Topic: How to use theorems in the general case to the specific...

Kent Van Vels (Jan 03 2025 at 22:47):

If I have proven something about a BooleanAlgebra, say, what is the proper leverage that proof for a special case of Set X. Where we know that the structure on Set X is a Boolean Algebra. What follows in a MWE. I know the specific result is actually in mathlib, so I know I can just use that. I am interested in the correct way to do this in general.

import Mathlib.Tactic
--set_option pp.explicit true

variable {X Y: Type*} [BooleanAlgebra X] (A : X) (AA : Set Y)

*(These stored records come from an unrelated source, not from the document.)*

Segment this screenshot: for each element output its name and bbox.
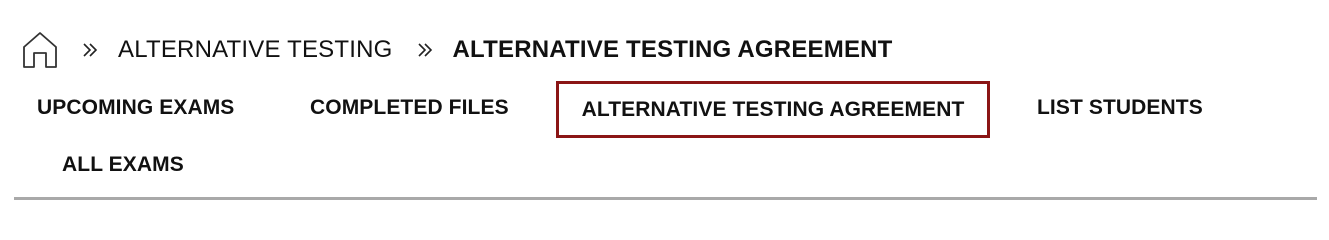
tab-completed-files[interactable]: COMPLETED FILES bbox=[310, 96, 509, 120]
tab-upcoming-exams[interactable]: UPCOMING EXAMS bbox=[37, 96, 234, 120]
breadcrumb: ALTERNATIVE TESTING ALTERNATIVE TESTING … bbox=[22, 30, 893, 70]
tab-list-students[interactable]: LIST STUDENTS bbox=[1037, 96, 1203, 120]
tab-all-exams[interactable]: ALL EXAMS bbox=[62, 153, 184, 177]
tab-bar-divider bbox=[14, 197, 1317, 200]
breadcrumb-link-alternative-testing[interactable]: ALTERNATIVE TESTING bbox=[118, 36, 393, 64]
breadcrumb-current-page: ALTERNATIVE TESTING AGREEMENT bbox=[452, 36, 893, 63]
tab-alternative-testing-agreement[interactable]: ALTERNATIVE TESTING AGREEMENT bbox=[556, 81, 990, 138]
double-chevron-right-icon bbox=[417, 40, 433, 60]
home-icon[interactable] bbox=[22, 30, 58, 70]
double-chevron-right-icon bbox=[82, 40, 98, 60]
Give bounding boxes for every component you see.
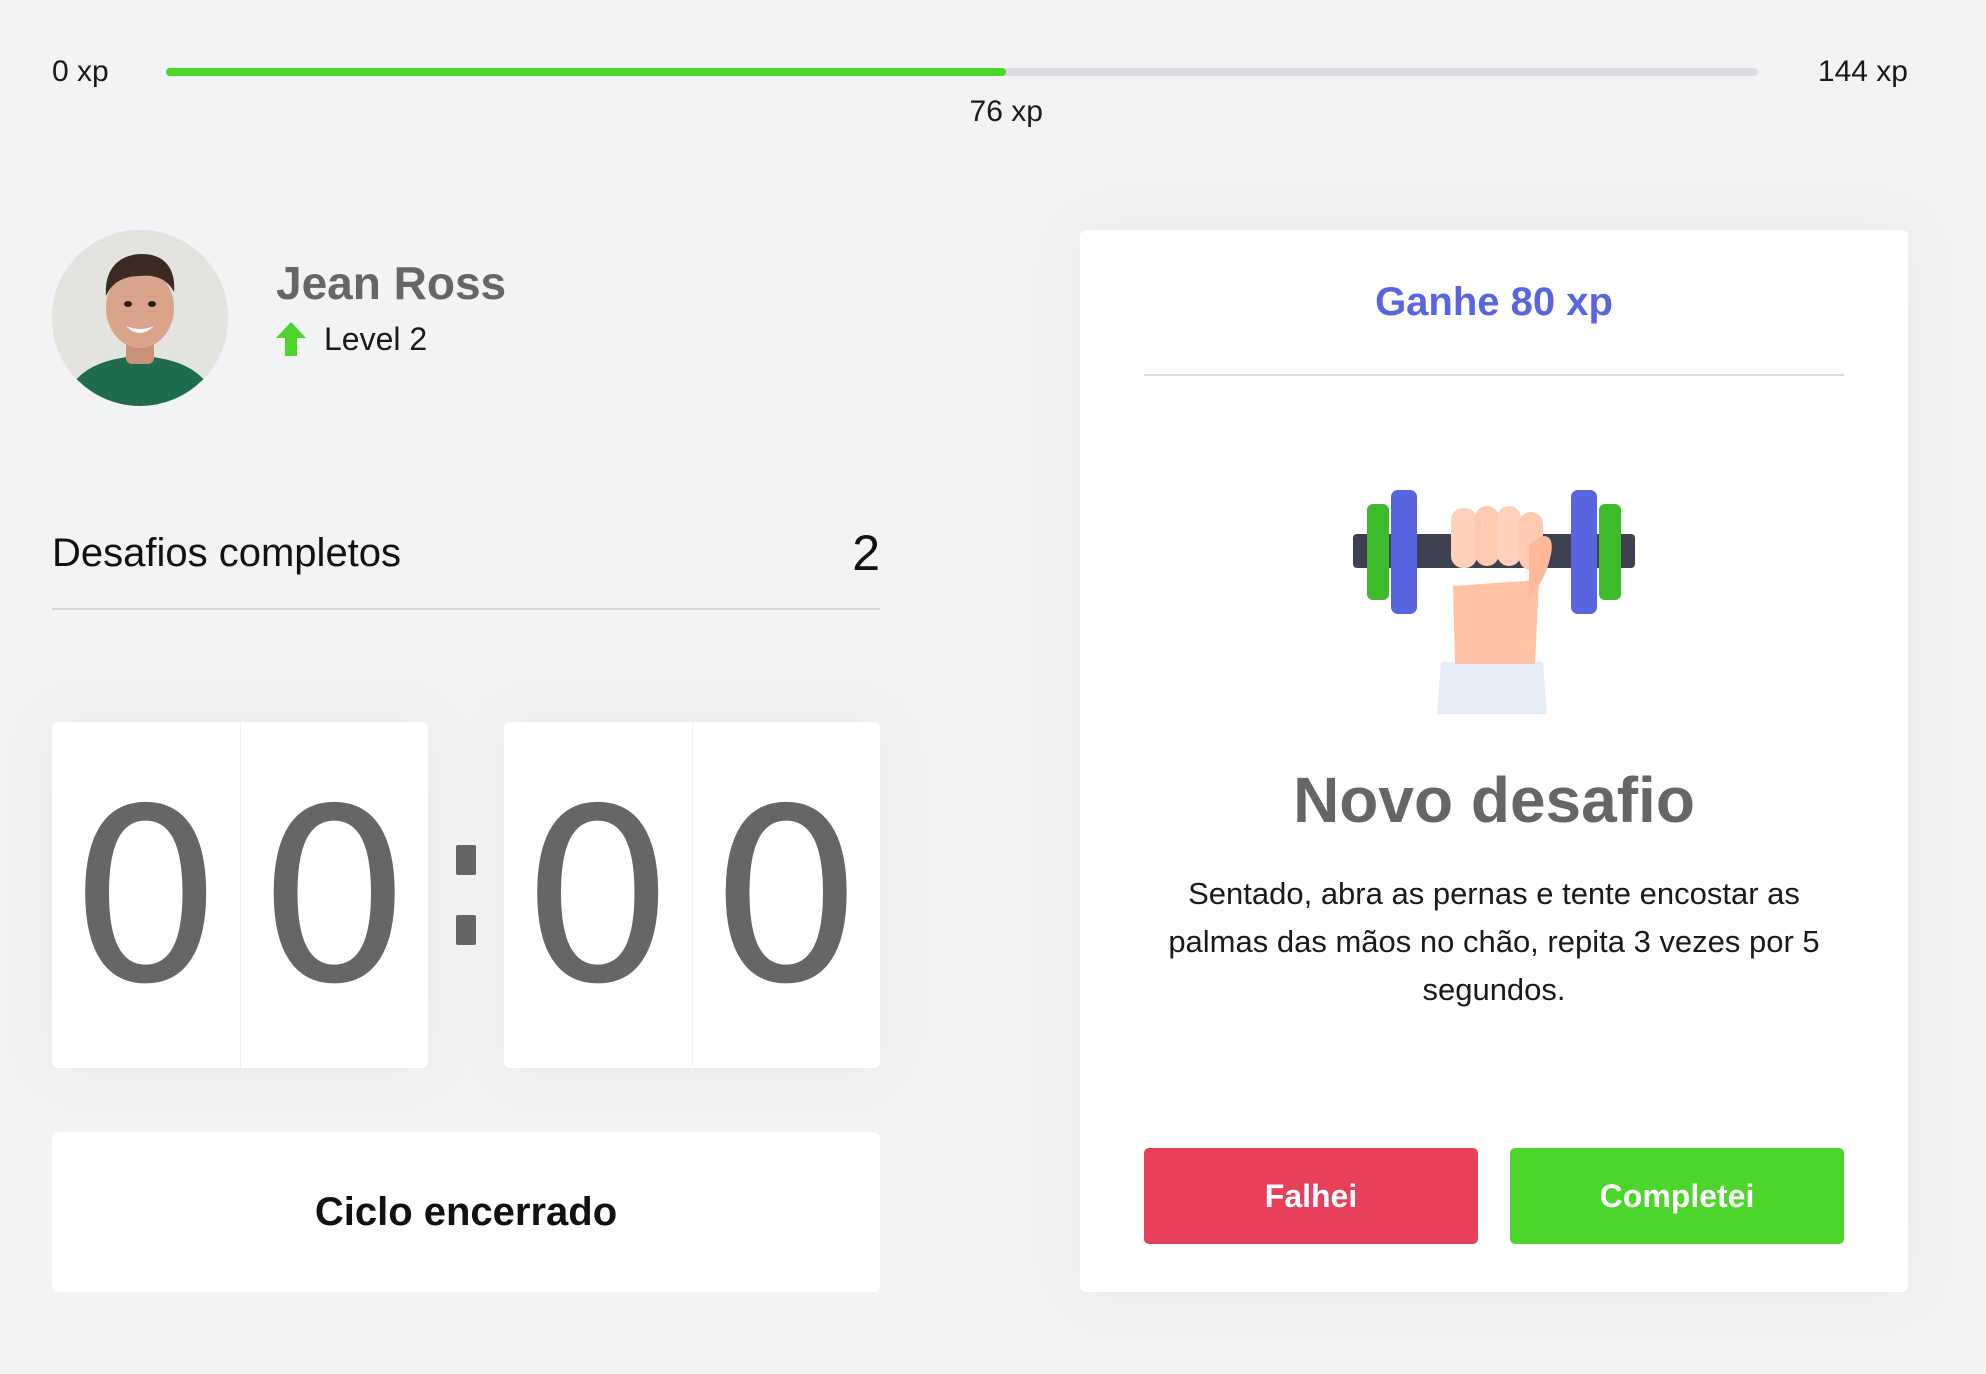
seconds-card: 0 0	[504, 722, 880, 1068]
profile: Jean Ross Level 2	[52, 230, 506, 406]
countdown: 0 0 0 0	[52, 722, 880, 1068]
xp-current-label: 76 xp	[969, 95, 1043, 128]
minute-digit-left: 0	[69, 757, 223, 1037]
profile-info: Jean Ross Level 2	[276, 255, 506, 358]
cycle-ended-button[interactable]: Ciclo encerrado	[52, 1132, 880, 1292]
countdown-separator	[428, 722, 504, 1068]
completed-challenges-label: Desafios completos	[52, 530, 402, 575]
xp-min-label: 0 xp	[52, 55, 109, 88]
xp-progress-fill	[166, 68, 1007, 76]
minute-digit-right: 0	[239, 722, 429, 1068]
minutes-card: 0 0	[52, 722, 428, 1068]
experience-bar: 0 xp 76 xp 144 xp	[52, 52, 1908, 142]
xp-track	[166, 68, 1758, 76]
arrow-up-icon	[276, 322, 306, 356]
user-name: Jean Ross	[276, 256, 507, 309]
colon-dot-bottom	[456, 915, 476, 945]
dumbbell-icon	[1353, 490, 1635, 714]
user-avatar-icon	[52, 230, 228, 406]
challenge-title: Novo desafio	[1293, 764, 1695, 836]
completed-challenges: Desafios completos 2	[52, 510, 880, 610]
challenge-actions: Falhei Completei	[1144, 1148, 1844, 1244]
avatar	[52, 230, 228, 406]
challenge-header: Ganhe 80 xp	[1144, 230, 1844, 376]
failed-button[interactable]: Falhei	[1144, 1148, 1478, 1244]
completed-button[interactable]: Completei	[1510, 1148, 1844, 1244]
challenge-description: Sentado, abra as pernas e tente encostar…	[1168, 876, 1820, 1007]
colon-dot-top	[456, 845, 476, 875]
second-digit-left: 0	[521, 757, 675, 1037]
challenge-body: Novo desafio Sentado, abra as pernas e t…	[1144, 376, 1844, 1014]
completed-challenges-count: 2	[852, 525, 880, 581]
challenge-card: Ganhe 80 xp Novo desafio Sentado, abra a…	[1080, 230, 1908, 1292]
level-label: Level 2	[324, 320, 428, 357]
level-row: Level 2	[276, 321, 506, 358]
xp-max-label: 144 xp	[1817, 55, 1908, 88]
second-digit-right: 0	[691, 722, 881, 1068]
challenge-reward: Ganhe 80 xp	[1375, 279, 1613, 324]
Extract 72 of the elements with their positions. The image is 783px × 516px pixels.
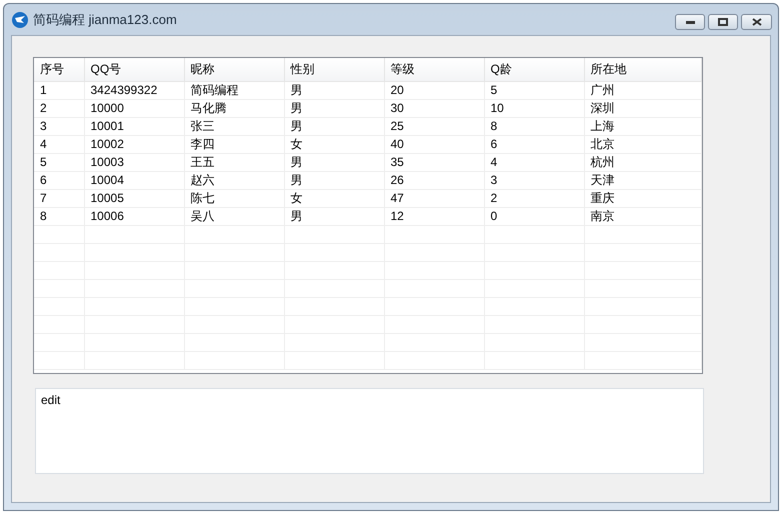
table-cell: 10004 [84,171,184,189]
window-title: 简码编程 jianma123.com [33,10,177,29]
column-header[interactable]: 等级 [384,58,484,81]
table-cell: 47 [384,189,484,207]
table-cell: 简码编程 [184,81,284,99]
table-cell: 南京 [584,207,701,225]
table-cell: 张三 [184,117,284,135]
column-header[interactable]: QQ号 [84,58,184,81]
table-cell: 10006 [84,207,184,225]
table-cell: 10002 [84,135,184,153]
table-cell: 王五 [184,153,284,171]
table-cell: 北京 [584,135,701,153]
table-cell: 陈七 [184,189,284,207]
minimize-icon [686,20,694,24]
maximize-button[interactable] [708,14,738,30]
table-cell: 5 [34,153,84,171]
table-cell: 6 [484,135,584,153]
table-cell: 男 [284,207,384,225]
table-cell: 男 [284,153,384,171]
table-cell: 重庆 [584,189,701,207]
table-cell: 26 [384,171,484,189]
table-cell: 12 [384,207,484,225]
table-cell: 10005 [84,189,184,207]
table-cell: 10001 [84,117,184,135]
minimize-button[interactable] [675,14,705,30]
table-cell: 马化腾 [184,99,284,117]
table-cell: 4 [484,153,584,171]
table-cell: 30 [384,99,484,117]
table-cell: 10000 [84,99,184,117]
table-cell: 10003 [84,153,184,171]
table-cell: 深圳 [584,99,701,117]
table-cell: 李四 [184,135,284,153]
table-cell: 吴八 [184,207,284,225]
table-cell: 男 [284,171,384,189]
table-cell: 3 [34,117,84,135]
table-cell: 7 [34,189,84,207]
table-cell: 杭州 [584,153,701,171]
table-cell: 2 [484,189,584,207]
close-icon [752,18,762,26]
column-header[interactable]: 序号 [34,58,84,81]
column-header[interactable]: 昵称 [184,58,284,81]
table-cell: 1 [34,81,84,99]
table-cell: 5 [484,81,584,99]
table-cell: 0 [484,207,584,225]
table-cell: 10 [484,99,584,117]
table-cell: 35 [384,153,484,171]
column-header[interactable]: 性别 [284,58,384,81]
table-cell: 2 [34,99,84,117]
table-cell: 8 [34,207,84,225]
table-cell: 3424399322 [84,81,184,99]
table-cell: 男 [284,117,384,135]
edit-field[interactable]: edit [35,388,704,474]
table-cell: 20 [384,81,484,99]
app-logo-icon [12,12,28,28]
table-cell: 男 [284,99,384,117]
table-cell: 25 [384,117,484,135]
table-cell: 女 [284,135,384,153]
table-cell: 40 [384,135,484,153]
table-cell: 4 [34,135,84,153]
column-header[interactable]: Q龄 [484,58,584,81]
table-cell: 女 [284,189,384,207]
table-cell: 广州 [584,81,701,99]
table-cell: 3 [484,171,584,189]
close-button[interactable] [741,14,772,30]
table-cell: 6 [34,171,84,189]
table-cell: 8 [484,117,584,135]
table-cell: 男 [284,81,384,99]
table-cell: 上海 [584,117,701,135]
column-header[interactable]: 所在地 [584,58,701,81]
table-cell: 天津 [584,171,701,189]
maximize-icon [718,18,728,26]
table-cell: 赵六 [184,171,284,189]
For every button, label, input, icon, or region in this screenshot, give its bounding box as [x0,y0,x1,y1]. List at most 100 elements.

theorem T_for_BAlg : Aᶜ = ⊤  ↔ A = ⊥ := compl_eq_top

theorem T_for_set : AAᶜ = Set.univ ↔ AA = ∅ := by
  have h1 : BooleanAlgebra (Set Y) := Set.instBooleanAlgebraSet
  have h2 := T_for_BAlg AA
  rw [←Set.top_eq_univ,←Set.bot_eq_empty]
  exact h2 --doesn't work

If one uncomments the `(set_option pp.explicit true) line, then the goal is shown to be definitionally unequal to h2 but it seems like it should be. Any help is appreciated.

Ruben Van de Velde (Jan 03 2025 at 22:51):

Remove the h1

Ruben Van de Velde (Jan 03 2025 at 22:52):

It's redundant (finding the instance is lean's job), and by using have rather than let, lean can no longer see that it's actually the same instance that comes up in Set.bot_eq_empty and friends

Kent Van Vels (Jan 03 2025 at 22:54):

Ok, that makes sense. I thought that I tried it without my h2 line before. Thanks for the help.

Kent Van Vels (Jan 03 2025 at 22:55):

You are Dutch, correct? Do you know any Van Vels there?

Notification Bot (Jan 03 2025 at 22:56):

Kent Van Vels has marked this topic as resolved.

Notification Bot (Jan 04 2025 at 17:51):

Kent Van Vels has marked this topic as unresolved.

Last updated: May 02 2025 at 03:31 UTC